1. Le 3 janvier, le ministre du budget a annoncé qu'il prolongeait cette opération de clémence fiscale, mais différemment: "non pas au travers d'une cellule spécialisée, mais en donnant à l'administration fiscale les moyens de travailler dans ce même état d'esprit". On savait déjà que les sanctions étaient négociables et modestes (pas d'arriérés au titre des années antérieures à 2003, taux de pénalités négociables, etc). Cette fois-ci, le ministre veut étendre les capacités de clémence fiscale aux services courants :
2. Un bilan précis de l'opération 2009 est attendue dans le courant du mois de janvier.
Pour le moment, Eric Woerth s'auto-congratule sur des éléments très approximatifs : "Au 8 ou 9 décembre, on était à plus de 500 millions d'euros de fiscalité. Ça veut dire grosso modo trois milliards d'euros de capitaux concernés", a-t-il déclaré lors du "Grand Rendez-Vous" d'Europe-1/Le Parisien/Aujourd'hui en France. Les repentis seraient "plutôt 3.000 que 1.500".
Faut-il comprendre que l'intégralité des sommes identifiées en août ont été rapatriées en France et fiscalisées comme il se doit ? Que nenni !

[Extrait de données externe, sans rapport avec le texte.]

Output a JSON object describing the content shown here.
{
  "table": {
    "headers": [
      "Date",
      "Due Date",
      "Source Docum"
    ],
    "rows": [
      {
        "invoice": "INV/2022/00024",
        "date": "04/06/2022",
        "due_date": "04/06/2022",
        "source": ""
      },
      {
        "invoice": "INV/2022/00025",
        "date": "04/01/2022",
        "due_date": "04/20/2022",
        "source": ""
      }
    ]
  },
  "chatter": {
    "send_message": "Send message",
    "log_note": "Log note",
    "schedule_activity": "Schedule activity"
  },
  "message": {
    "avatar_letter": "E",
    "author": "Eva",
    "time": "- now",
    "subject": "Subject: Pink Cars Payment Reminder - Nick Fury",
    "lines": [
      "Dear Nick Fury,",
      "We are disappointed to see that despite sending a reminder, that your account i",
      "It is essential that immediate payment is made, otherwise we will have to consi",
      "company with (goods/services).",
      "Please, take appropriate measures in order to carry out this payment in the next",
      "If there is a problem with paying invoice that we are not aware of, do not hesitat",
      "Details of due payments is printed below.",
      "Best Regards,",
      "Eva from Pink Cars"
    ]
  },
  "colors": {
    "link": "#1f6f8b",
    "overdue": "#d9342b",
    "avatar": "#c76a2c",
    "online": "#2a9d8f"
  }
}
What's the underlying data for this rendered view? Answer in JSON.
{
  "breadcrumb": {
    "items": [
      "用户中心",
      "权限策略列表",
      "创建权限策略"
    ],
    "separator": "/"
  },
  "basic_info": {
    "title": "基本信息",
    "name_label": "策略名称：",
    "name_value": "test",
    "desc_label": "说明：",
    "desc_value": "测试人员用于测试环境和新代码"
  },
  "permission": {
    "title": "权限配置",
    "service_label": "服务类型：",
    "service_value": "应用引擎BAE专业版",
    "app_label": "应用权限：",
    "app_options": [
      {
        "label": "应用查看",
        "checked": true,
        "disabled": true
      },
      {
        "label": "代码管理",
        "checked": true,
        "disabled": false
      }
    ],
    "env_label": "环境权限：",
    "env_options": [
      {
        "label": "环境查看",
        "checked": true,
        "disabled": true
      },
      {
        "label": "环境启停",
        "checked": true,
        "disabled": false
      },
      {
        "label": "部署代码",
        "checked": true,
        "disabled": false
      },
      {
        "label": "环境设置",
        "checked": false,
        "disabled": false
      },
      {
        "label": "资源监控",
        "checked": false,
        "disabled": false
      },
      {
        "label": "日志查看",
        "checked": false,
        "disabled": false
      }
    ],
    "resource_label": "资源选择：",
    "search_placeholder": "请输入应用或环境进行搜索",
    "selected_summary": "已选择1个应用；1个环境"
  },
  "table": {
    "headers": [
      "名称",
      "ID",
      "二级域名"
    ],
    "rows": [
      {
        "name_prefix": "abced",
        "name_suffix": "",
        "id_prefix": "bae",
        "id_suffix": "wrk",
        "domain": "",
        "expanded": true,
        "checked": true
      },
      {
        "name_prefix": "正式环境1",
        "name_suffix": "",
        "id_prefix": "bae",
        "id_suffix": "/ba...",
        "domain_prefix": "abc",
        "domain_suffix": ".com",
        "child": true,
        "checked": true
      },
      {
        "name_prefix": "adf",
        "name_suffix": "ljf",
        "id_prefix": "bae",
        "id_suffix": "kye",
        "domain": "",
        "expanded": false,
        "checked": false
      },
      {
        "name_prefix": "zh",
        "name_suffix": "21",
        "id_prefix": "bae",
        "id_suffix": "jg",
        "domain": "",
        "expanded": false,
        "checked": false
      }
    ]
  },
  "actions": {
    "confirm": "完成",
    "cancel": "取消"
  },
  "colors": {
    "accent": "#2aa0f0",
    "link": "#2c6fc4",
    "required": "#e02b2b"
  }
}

3. Les propos d’Eric Woerth sont faussement flous. Pour les exilés concernés et leurs conseils, ils sont très clairs. Eric Woerth veut pérenniser l’amnistie, sans l’avouer. Dimanche soir, le mot n’est pas lâché, concédé, avoué. La démarche adoptée depuis le printemps n’a pas porté ses fruits, si l’on compare ses résultats avec ceux de nos voisins italiens. En Italie, une amnistie fiscale totale a permis de rapatrier et/ou régulariser quelques 95 milliards d’euros. Et le gouvernement Berlusconi espère récupérer encore 30 milliards d’euros supplémentaires d’ici la clôture de l’opération en avril prochain. Les fraudeurs devaient rapatrier leurs biens placés à l'étranger (capitaux, titres, bijoux, yachts...), s’acquitter d’une taxe libératoire de 5 % de leurs valeurs, en échange de l’absence de pénalités. Fin 2009, le ministère italien des finances estimait à 4 milliards d’euros le montant d’impôts ainsi récupérés.
En France, Woerth préfère l’amnistie douce et discrète, négociée de gré à gré dans les couloirs de Bercy. Le ministre reste critiqué. L’ancien président de HSBC France, Gérard de Bartillat, estimait récemment que « En agissant ainsi, la France fait plus qu'une faute. Nous allons perdre des dizaines de milliards, l'équivalent d'un gigantesque plan de relance". Selon lui, le patrimoine des exilés français placé en Suisse représenterait plus de 100 milliards d'euros, "dont au moins 10 milliards pourraient directement tomber dans les caisses de l'Etat grâce à une taxe appliquée sur le modèle italien".
Il sait de quoi il parle. La banque HSBC est à l’origine du (petit) fichier de 3000 contribuables français brandi par Eric Woerth depuis août dernier.